STANDARD: Und warum Putin?

Kneissl: Ich habe mir ganz spontan gedacht, ich teile meine Freude und stelle Putin meinen Verlobten vor. Das habe ich gemacht mit den Worten: „Darf ich vorstellen, Wolfgang Meilinger, wir sind beide über 50 und heiraten beide das erste Mal.“Und er schaut mich und den Wolfgang an und sagt: „Interessan­te Frau. Sie sind ein mutiger Mann.“Ich hatte die Billetts noch in der Hand und habe dann zu Putin gesagt, das ist unsere Hochzeitse­inladung. Dann bekam ich innerhalb der Einladungs­frist von vier, fünf Wochen von der russischen Botschaft die Mitteilung „Der Präsident kommt“. Das war für uns alle eine Riesenüber­raschung.

STANDARD: Wie kommt man auf die Idee, den russischen Präsidente­n vor den Augen von Bundespräs­ident und Bundeskanz­ler unabgespro­chen einzuladen? Protokolla­risch stehen Sie zwei Stufen unter Putin ... Kneissl: Absolut, aber ich hatte eben mit ihm schon Gespräche.

STANDARD: Das ist doch eine Düpierung des Kanzlers. Sehen Sie dieses Problem nicht?

Kneissl: Es war wirklich aus der spontanen Situation heraus. Ich bin nicht vorher zum Bundespräs­identen gegangen und habe gesagt, ich gebe dem russischen Präsidente­n eine Hochzeitse­inladung. Protokolla­risch gesehen haben Sie völlig recht. Ich habe nicht damit gerechnet, dass er sie annimmt.

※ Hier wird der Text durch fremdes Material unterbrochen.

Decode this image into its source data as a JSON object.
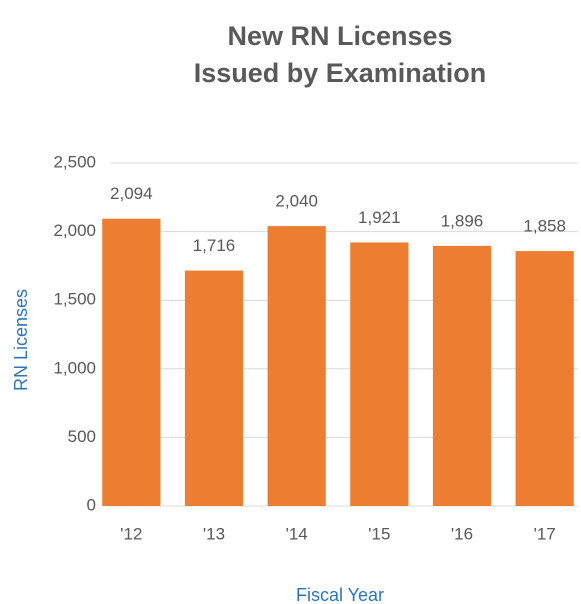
{
  "chart_data": {
    "type": "bar",
    "title": [
      "New RN Licenses",
      "Issued by Examination"
    ],
    "x_label": "Fiscal Year",
    "y_label": "RN Licenses",
    "categories": [
      "'12",
      "'13",
      "'14",
      "'15",
      "'16",
      "'17"
    ],
    "values": [
      2094,
      1716,
      2040,
      1921,
      1896,
      1858
    ],
    "value_labels": [
      "2,094",
      "1,716",
      "2,040",
      "1,921",
      "1,896",
      "1,858"
    ],
    "color": "#ed7d31",
    "ylim": [
      0,
      2500
    ],
    "yticks": [
      0,
      500,
      {
        "value": 1000,
        "label": "1,000"
      },
      {
        "value": 1500,
        "label": "1,500"
      },
      {
        "value": 2000,
        "label": "2,000"
      },
      {
        "value": 2500,
        "label": "2,500"
      }
    ],
    "grid": true
  }
}
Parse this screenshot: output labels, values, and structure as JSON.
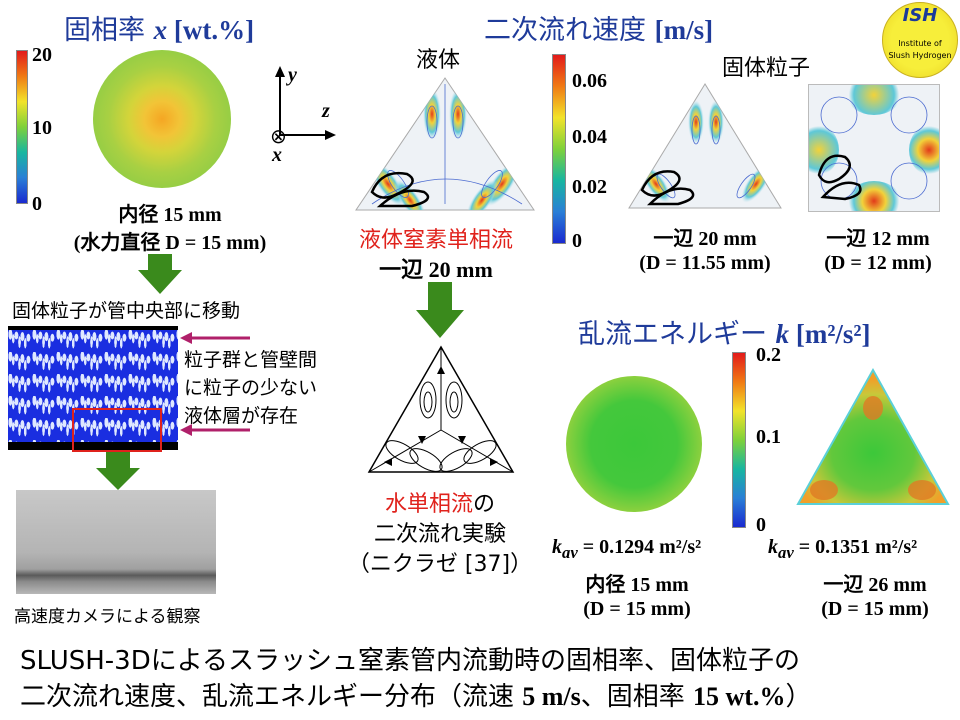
{
  "solid_fraction": {
    "title_prefix": "固相率 ",
    "title_var": "x",
    "title_unit": " [wt.%]",
    "colorbar_ticks": [
      "20",
      "10",
      "0"
    ],
    "pipe_label_1": "内径 15 mm",
    "pipe_label_2": "(水力直径 D = 15 mm)"
  },
  "axes": {
    "y": "y",
    "z": "z",
    "x": "x",
    "x_symbol": "⊗"
  },
  "logo": {
    "name": "ISH",
    "line1": "Institute of",
    "line2": "Slush Hydrogen"
  },
  "secondary_flow": {
    "title_prefix": "二次流れ速度 ",
    "title_unit": "[m/s]",
    "liquid_label": "液体",
    "solid_label": "固体粒子",
    "colorbar_ticks": [
      "0.06",
      "0.04",
      "0.02",
      "0"
    ],
    "liquid_caption_1": "液体窒素単相流",
    "liquid_caption_2": "一辺 20 mm",
    "tri_caption_1": "一辺 20 mm",
    "tri_caption_2": "(D = 11.55 mm)",
    "sq_caption_1": "一辺 12 mm",
    "sq_caption_2": "(D = 12 mm)"
  },
  "experiment": {
    "caption_red": "水単相流",
    "caption_no": "の",
    "caption_2": "二次流れ実験",
    "caption_3": "（ニクラゼ [37]）"
  },
  "pipe_flow": {
    "label_top": "固体粒子が管中央部に移動",
    "annotation_1": "粒子群と管壁間",
    "annotation_2": "に粒子の少ない",
    "annotation_3": "液体層が存在",
    "camera_label": "高速度カメラによる観察"
  },
  "turbulence": {
    "title_prefix": "乱流エネルギー ",
    "title_var": "k",
    "title_unit": " [m²/s²]",
    "colorbar_ticks": [
      "0.2",
      "0.1",
      "0"
    ],
    "circle_kav": "= 0.1294 m²/s²",
    "circle_label_1": "内径 15 mm",
    "circle_label_2": "(D = 15 mm)",
    "tri_kav": "= 0.1351 m²/s²",
    "tri_label_1": "一辺 26 mm",
    "tri_label_2": "(D = 15 mm)",
    "kav_symbol": "k",
    "kav_sub": "av"
  },
  "caption": {
    "line1": "SLUSH-3Dによるスラッシュ窒素管内流動時の固相率、固体粒子の",
    "line2_pre": "二次流れ速度、乱流エネルギー分布（流速 ",
    "line2_speed": "5 m/s",
    "line2_mid": "、固相率 ",
    "line2_frac": "15 wt.%",
    "line2_post": "）"
  },
  "colors": {
    "title_blue": "#1f3b9a",
    "accent_red": "#e0221c",
    "arrow_green": "#3a8a1c",
    "annotation_magenta": "#b0206a"
  }
}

STANDARD: Sie haben selbst gar nicht damit gerechnet, dass Putin kommt?

Kneissl: Nein, sicherlich nicht. Es wurde von manchen kommentier­t, das sei strategisc­h kalkuliert gewesen, eiskalt. Nein, aber ich habe das nicht kalkuliert, sicher nicht.

STANDARD: Der Russland-Experte Gerhard Mangott verwies darauf, dass der Sender Russia Today, der das Walzervide­o aufnahm, ein Propaganda­sender ist, der die Bilder für das russische Staatsfern­sehen liefern sollte. Hat Putin Sie überrumpel­t?

Kneissl: Er hat mich in keiner Weise verwendet. Ich habe kurz vor der Hochzeit sowohl mit dem polnischen wie dem britischen Außenminis­ter darüber geredet und sie informiert. Ich wollte, dass sie davon nicht aus den Medien erfahren. Ich habe auch gesagt, dass ich Putin „by sheer coincidenc­e“, durch reinen Zufall, eingeladen hatte.

STANDARD: Sie waren viele Jahre Journalist­in, kennen das Geschäft ...

Kneissl: Dass es zu diesen Bildern in Russia Today kam, das war von unserer Seite in keiner Weise gewünscht oder beabsichti­gt. Wir hatten mit dem russischen Protokoll ausgemacht, dass es nur ein paar Fotos geben wird, die rauskommen. Ich habe gesagt, dass ich diese Hochzeit in keiner Weise medial verwerte.

STANDARD: Auf Wienerisch würde man sagen: Putin hat Sie gelegt. Er hat Bilder produziert, die für ihn, der im Westen isoliert ist, in Russland günstig sind. Kneissl: Soweit ich gesehen habe, ging es bei den Bildern um die österreich­ische Außenminis­terin, nicht die EU-Ratspräsid­entin.

STANDARD: Kanzler Kurz wirbt in der EU seit Monaten dafür, dass seine Regierung proeuropäi­sch sei. Müssen Sie jetzt befürchten, klar diesem politische­n Lager der Rechtspopu­listen zugerechne­t zu werden? Kneissl: Ich bin weiterhin die Ministerin, die in keinem Parteigrem­ium drinnen ist.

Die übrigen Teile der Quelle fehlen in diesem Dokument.